Sign in to post your reply or Sign up for a free account.

Similar topics

1
by: Scott | last post by:
I am new to perl, and have not found any good examples of parsing to help me out. I have a text file that I am reading into an array that has to be parsed out and put into another file. I have not...
8
by: Jean-Marie Vaneskahian | last post by:
Reading - Parsing Records From An LDAP LDIF File In .Net? I am in need of a .Net class that will allow for the parsing of a LDAP LDIF file. An LDIF file is the standard format for representing...
9
by: ankitdesai | last post by:
I would like to parse a couple of tables within an individual player's SHTML page. For example, I would like to get the "Actual Pitching Statistics" and the "Translated Pitching Statistics"...
4
by: Gary Wessle | last post by:
Hi how can I do this in C++ string myword; string get_word_from_this_url( url ){ bool flag = true; while flag; download this url and search for this word; if found; set flag to false;
3
by: aspineux | last post by:
My goal is to write a parser for these imaginary string from the SMTP protocol, regarding RFC 821 and 1869. I'm a little flexible with the BNF from these RFC :-) Any comment ? tests= def...
4
by: R Wood | last post by:
Greetings - A recent Perl experiment hasn't turned out so well, which has piqued my interest in Python. The project is this: take a Vcard file exported from Apple's Addressbook and use a...
13
by: Chris Carlen | last post by:
Hi: Having completed enough serial driver code for a TMS320F2812 microcontroller to talk to a terminal, I am now trying different approaches to command interpretation. I have a very simple...
1
by: worlman385 | last post by:
I need to parse the following HTML page and extract TV listing data using VC++ http://tvlistings.zap2it.com/tvlistings/ZCGrid.do any good way to extract the data? is easy for VC++ to call...
1
by: andrewwan1980 | last post by:
I need help in parsing unicode webpages & downloading jpeg image files via Perl scripts. I read http://www.cs.utk.edu/cs594ipm/perl/crawltut.html about using LWP or HTTP or get($url) functions &...
0
by: emmanuelkatto | last post by:
Hi All, I am Emmanuel katto from Uganda. I want to ask what challenges you've faced while migrating a website to cloud. Please let me know. Thanks! Emmanuel
0
BarryA
by: BarryA | last post by:
What are the essential steps and strategies outlined in the Data Structures and Algorithms (DSA) roadmap for aspiring data scientists? How can individuals effectively utilize this roadmap to progress...
1
by: Sonnysonu | last post by:
This is the data of csv file 1 2 3 1 2 3 1 2 3 1 2 3 2 3 2 3 3 the lengths should be different i have to store the data by column-wise with in the specific length. suppose the i have to...
0
by: Hystou | last post by:
There are some requirements for setting up RAID: 1. The motherboard and BIOS support RAID configuration. 2. The motherboard has 2 or more available SATA protocol SSD/HDD slots (including MSATA, M.2...
0
by: Hystou | last post by:
Most computers default to English, but sometimes we require a different language, especially when relocating. Forgot to request a specific language before your computer shipped? No problem! You can...
0
Oralloy
by: Oralloy | last post by:
Hello folks, I am unable to find appropriate documentation on the type promotion of bit-fields when using the generalised comparison operator "<=>". The problem is that using the GNU compilers,...
0
by: Hystou | last post by:
Overview: Windows 11 and 10 have less user interface control over operating system update behaviour than previous versions of Windows.
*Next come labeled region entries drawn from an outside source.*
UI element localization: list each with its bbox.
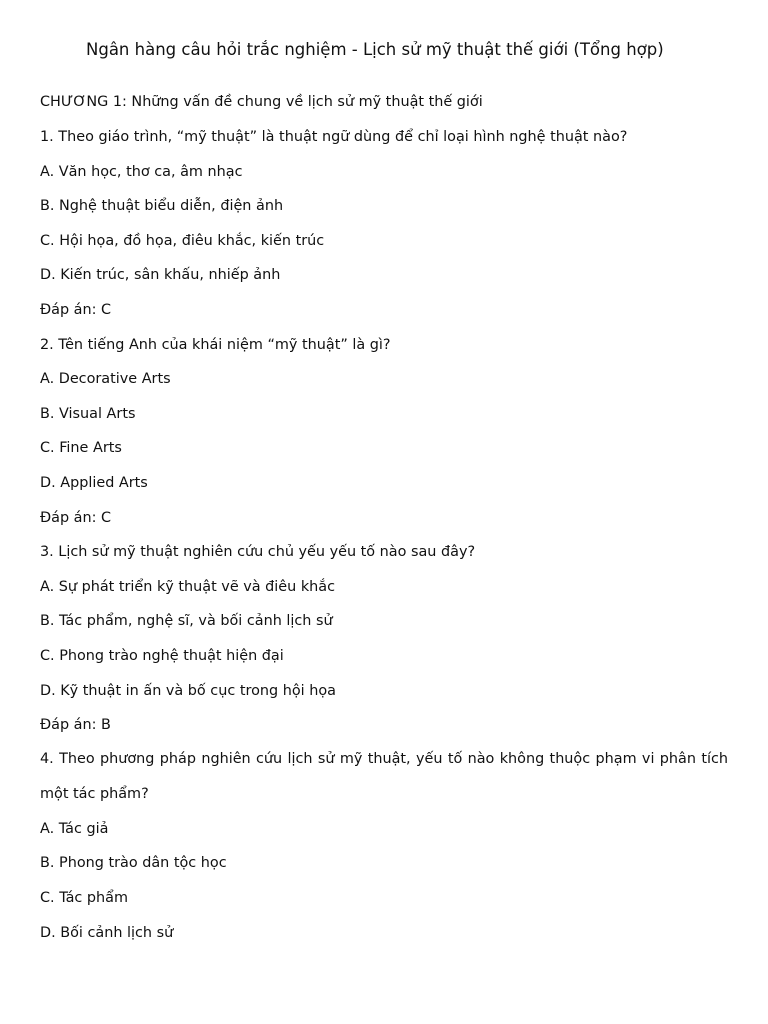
option-a: A. Văn học, thơ ca, âm nhạc [40, 163, 243, 180]
chapter-heading: CHƯƠNG 1: Những vấn đề chung về lịch sử mỹ thuật thế giới [40, 94, 483, 110]
option-b: B. Phong trào dân tộc học [40, 855, 227, 872]
option-c: C. Phong trào nghệ thuật hiện đại [40, 647, 284, 664]
option-a: A. Decorative Arts [40, 371, 171, 388]
question-1 [40, 126, 728, 321]
option-d: D. Kiến trúc, sân khấu, nhiếp ảnh [40, 267, 281, 284]
answer-key: Đáp án: B [40, 717, 111, 734]
question-text: 1. Theo giáo trình, “mỹ thuật” là thuật ngữ dùng để chỉ loại hình nghệ thuật nào? [40, 129, 628, 145]
option-a: A. Tác giả [40, 820, 109, 837]
option-c: C. Tác phẩm [40, 890, 129, 907]
document-title: Ngân hàng câu hỏi trắc nghiệm - Lịch sử mỹ thuật thế giới (Tổng hợp) [86, 40, 664, 59]
option-c: C. Hội họa, đồ họa, điêu khắc, kiến trúc [40, 232, 325, 249]
question-text: 4. Theo phương pháp nghiên cứu lịch sử mỹ thuật, yếu tố nào không thuộc phạm vi phân tích một tác phẩm? [40, 751, 728, 802]
option-b: B. Nghệ thuật biểu diễn, điện ảnh [40, 198, 284, 215]
answer-key: Đáp án: C [40, 509, 112, 526]
option-b: B. Tác phẩm, nghệ sĩ, và bối cảnh lịch sử [40, 613, 333, 630]
question-text: 3. Lịch sử mỹ thuật nghiên cứu chủ yếu yếu tố nào sau đây? [40, 544, 476, 561]
option-a: A. Sự phát triển kỹ thuật vẽ và điêu khắc [40, 578, 336, 595]
option-b: B. Visual Arts [40, 405, 136, 422]
option-d: D. Applied Arts [40, 474, 148, 491]
option-c: C. Fine Arts [40, 440, 122, 457]
answer-key: Đáp án: C [40, 301, 112, 318]
question-3 [40, 541, 728, 736]
question-4 [40, 742, 728, 943]
document-body [40, 91, 728, 956]
option-d: D. Bối cảnh lịch sử [40, 924, 174, 941]
option-d: D. Kỹ thuật in ấn và bố cục trong hội họa [40, 682, 336, 699]
question-2 [40, 334, 728, 529]
question-text: 2. Tên tiếng Anh của khái niệm “mỹ thuật” là gì? [40, 336, 391, 353]
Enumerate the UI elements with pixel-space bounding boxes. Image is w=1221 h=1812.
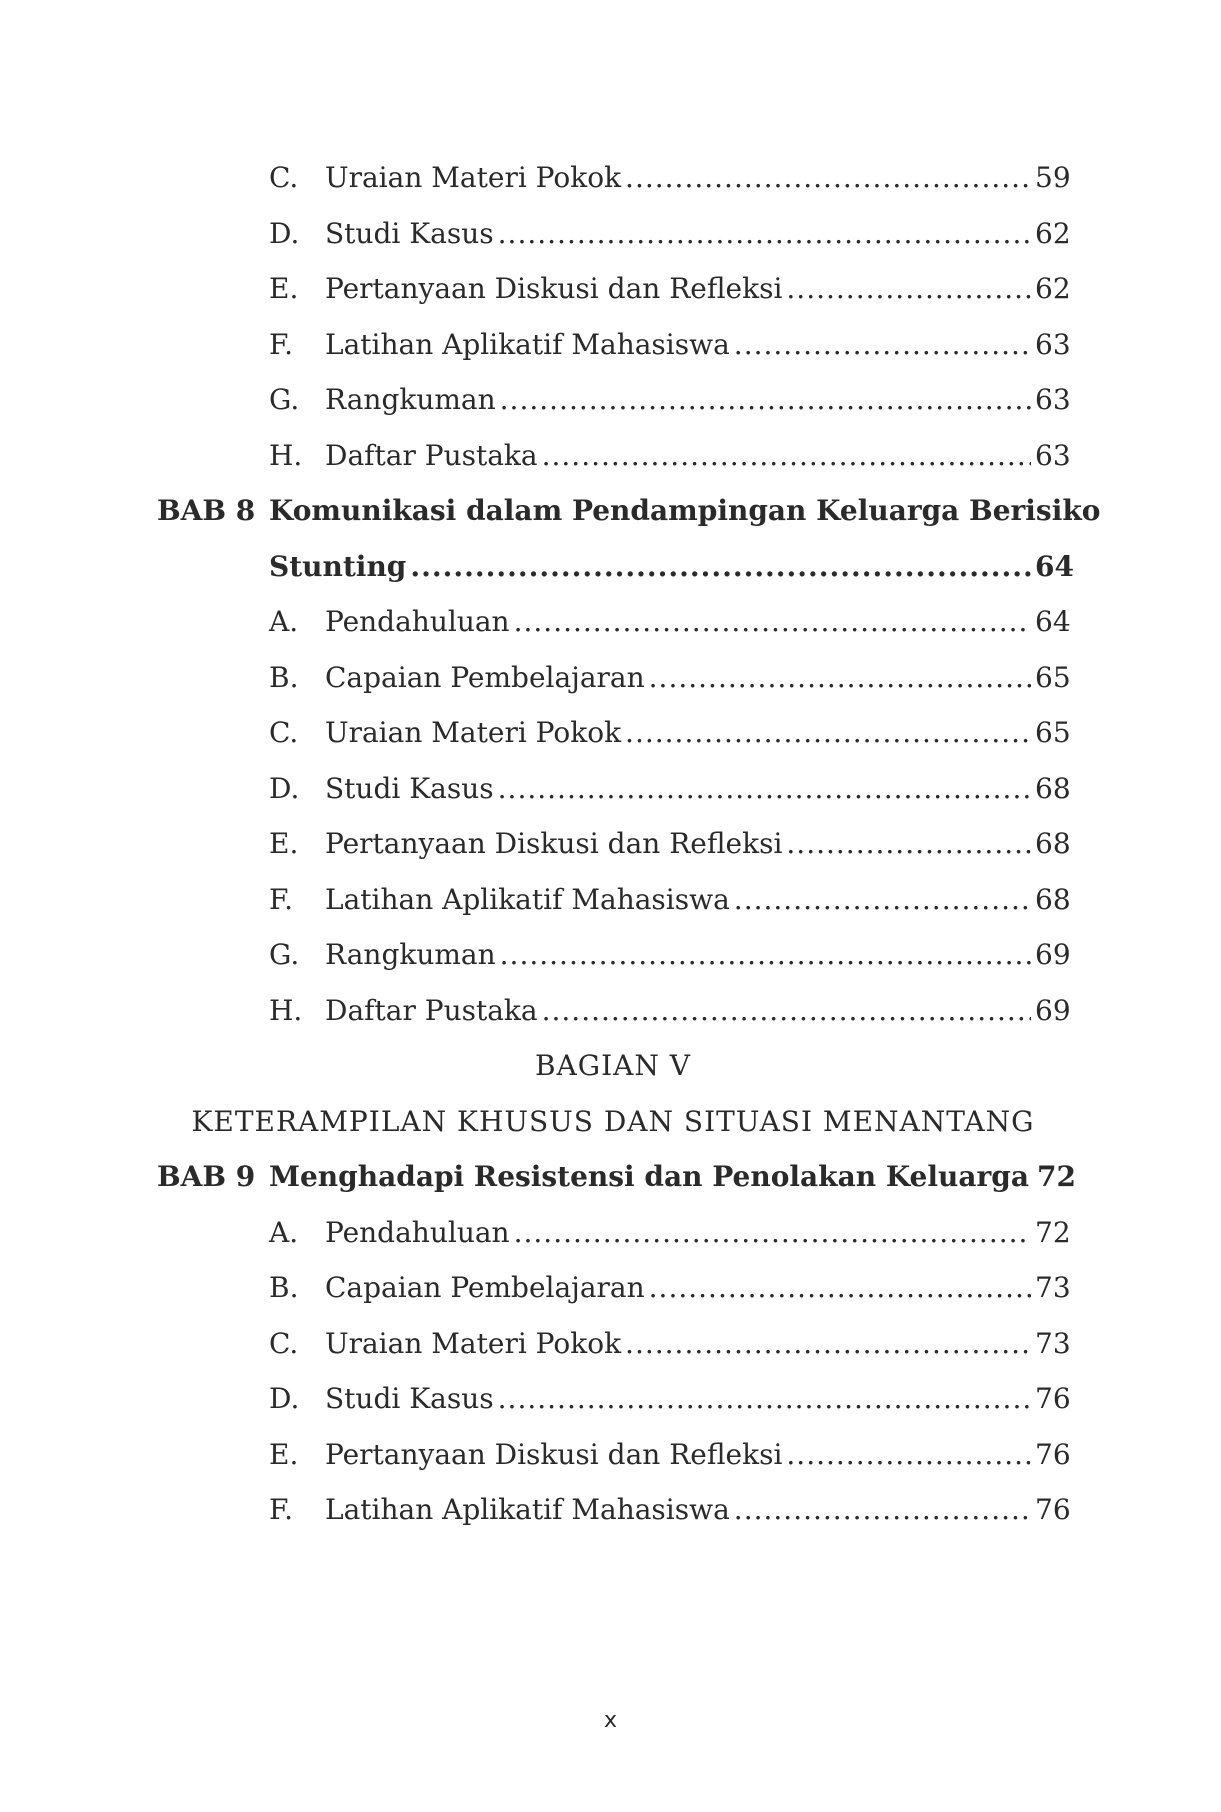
chapter-heading-continued bbox=[157, 539, 1074, 595]
entry-letter: A. bbox=[269, 1215, 299, 1249]
entry-page: 64 bbox=[1035, 605, 1071, 638]
toc-entry bbox=[157, 1316, 1069, 1372]
chapter-label: BAB 9 bbox=[157, 1160, 256, 1193]
entry-title: Latihan Aplikatif Mahasiswa bbox=[325, 882, 730, 916]
entry-letter: C. bbox=[269, 716, 299, 749]
entry-page: 69 bbox=[1035, 993, 1071, 1027]
entry-title: Capaian Pembelajaran bbox=[325, 660, 645, 694]
entry-letter: H. bbox=[269, 993, 303, 1027]
part-heading bbox=[157, 1038, 1069, 1094]
entry-letter: F. bbox=[269, 327, 293, 361]
entry-title: Pertanyaan Diskusi dan Refleksi bbox=[325, 1437, 783, 1471]
chapter-page: 72 bbox=[1036, 1160, 1076, 1193]
entry-page: 76 bbox=[1035, 1382, 1071, 1415]
toc-entry bbox=[157, 927, 1069, 983]
entry-letter: B. bbox=[269, 660, 299, 694]
entry-letter: D. bbox=[269, 771, 300, 805]
part-label: BAGIAN V bbox=[534, 1049, 692, 1082]
entry-title: Uraian Materi Pokok bbox=[325, 1326, 622, 1360]
entry-title: Pendahuluan bbox=[325, 605, 510, 638]
toc-entry bbox=[157, 650, 1069, 706]
entry-letter: C. bbox=[269, 1326, 299, 1360]
entry-page: 73 bbox=[1035, 1271, 1071, 1304]
page-number: x bbox=[603, 1708, 618, 1733]
entry-page: 68 bbox=[1035, 827, 1071, 860]
entry-letter: F. bbox=[269, 1493, 293, 1526]
toc-entry bbox=[157, 428, 1069, 484]
entry-letter: G. bbox=[269, 383, 300, 416]
entry-letter: B. bbox=[269, 1271, 299, 1304]
toc-entry bbox=[157, 816, 1069, 872]
chapter-title: Komunikasi dalam Pendampingan Keluarga Berisiko bbox=[269, 494, 1101, 527]
chapter-title: Menghadapi Resistensi dan Penolakan Keluarga bbox=[269, 1160, 1029, 1193]
entry-letter: D. bbox=[269, 216, 300, 250]
toc-entry bbox=[157, 1260, 1069, 1316]
entry-page: 63 bbox=[1035, 327, 1071, 361]
entry-title: Daftar Pustaka bbox=[325, 438, 538, 472]
entry-letter: A. bbox=[269, 605, 299, 638]
chapter-page: 64 bbox=[1035, 549, 1074, 583]
entry-title: Studi Kasus bbox=[325, 771, 494, 805]
entry-page: 63 bbox=[1035, 383, 1071, 416]
entry-page: 59 bbox=[1035, 161, 1071, 194]
toc-entry bbox=[157, 761, 1069, 817]
table-of-contents bbox=[157, 150, 1101, 1538]
entry-title: Latihan Aplikatif Mahasiswa bbox=[325, 327, 730, 361]
entry-title: Pendahuluan bbox=[325, 1215, 510, 1249]
toc-entry bbox=[157, 206, 1069, 262]
entry-page: 65 bbox=[1035, 716, 1071, 749]
toc-entry bbox=[157, 1371, 1069, 1427]
entry-page: 76 bbox=[1035, 1437, 1071, 1471]
toc-entry bbox=[157, 1482, 1069, 1538]
entry-title: Pertanyaan Diskusi dan Refleksi bbox=[325, 272, 783, 305]
entry-page: 69 bbox=[1035, 938, 1071, 971]
toc-entry bbox=[157, 317, 1069, 373]
entry-letter: C. bbox=[269, 161, 299, 194]
entry-title: Rangkuman bbox=[325, 938, 496, 971]
entry-title: Pertanyaan Diskusi dan Refleksi bbox=[325, 827, 783, 860]
part-title: KETERAMPILAN KHUSUS DAN SITUASI MENANTANG bbox=[191, 1104, 1035, 1138]
chapter-heading bbox=[157, 1149, 1076, 1205]
toc-entry bbox=[157, 1427, 1069, 1483]
entry-title: Latihan Aplikatif Mahasiswa bbox=[325, 1493, 730, 1526]
entry-page: 76 bbox=[1035, 1493, 1071, 1526]
entry-title: Daftar Pustaka bbox=[325, 993, 538, 1027]
entry-page: 65 bbox=[1035, 660, 1071, 694]
entry-page: 62 bbox=[1035, 216, 1071, 250]
entry-title: Uraian Materi Pokok bbox=[325, 716, 622, 749]
toc-entry bbox=[157, 594, 1069, 650]
entry-letter: E. bbox=[269, 272, 299, 305]
entry-page: 72 bbox=[1035, 1215, 1071, 1249]
chapter-heading bbox=[157, 483, 1101, 539]
toc-entry bbox=[157, 1205, 1069, 1261]
entry-page: 73 bbox=[1035, 1326, 1071, 1360]
chapter-label: BAB 8 bbox=[157, 494, 256, 527]
entry-letter: D. bbox=[269, 1382, 300, 1415]
toc-entry bbox=[157, 983, 1069, 1039]
entry-letter: G. bbox=[269, 938, 300, 971]
part-title-row bbox=[157, 1094, 1069, 1150]
toc-entry bbox=[157, 372, 1069, 428]
toc-entry bbox=[157, 150, 1069, 206]
entry-page: 68 bbox=[1035, 771, 1071, 805]
entry-title: Capaian Pembelajaran bbox=[325, 1271, 645, 1304]
entry-letter: H. bbox=[269, 438, 303, 472]
entry-page: 62 bbox=[1035, 272, 1071, 305]
chapter-title-line2: Stunting bbox=[269, 549, 407, 583]
toc-entry bbox=[157, 261, 1069, 317]
entry-title: Studi Kasus bbox=[325, 216, 494, 250]
toc-entry bbox=[157, 705, 1069, 761]
entry-letter: F. bbox=[269, 882, 293, 916]
entry-page: 68 bbox=[1035, 882, 1071, 916]
entry-letter: E. bbox=[269, 827, 299, 860]
entry-letter: E. bbox=[269, 1437, 299, 1471]
entry-title: Rangkuman bbox=[325, 383, 496, 416]
entry-title: Studi Kasus bbox=[325, 1382, 494, 1415]
entry-page: 63 bbox=[1035, 438, 1071, 472]
toc-entry bbox=[157, 872, 1069, 928]
entry-title: Uraian Materi Pokok bbox=[325, 161, 622, 194]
In Windows 11 and 10, there is no way to turn off the Windows...
0
tracyyun
by: tracyyun | last post by:
Dear forum friends, With the development of smart home technology, a variety of wireless communication protocols have appeared on the market, such as Zigbee, Z-Wave, Wi-Fi, Bluetooth, etc. Each...
0
agi2029
by: agi2029 | last post by:
Let's talk about the concept of autonomous AI software engineers and no-code agents. These AIs are designed to manage the entire lifecycle of a software development project—planning, coding, testing,...

By using Bytes.com and it's services, you agree to our Privacy Policy and Terms of Use.

To disable or enable advertisements and analytics tracking please visit the manage ads & tracking page.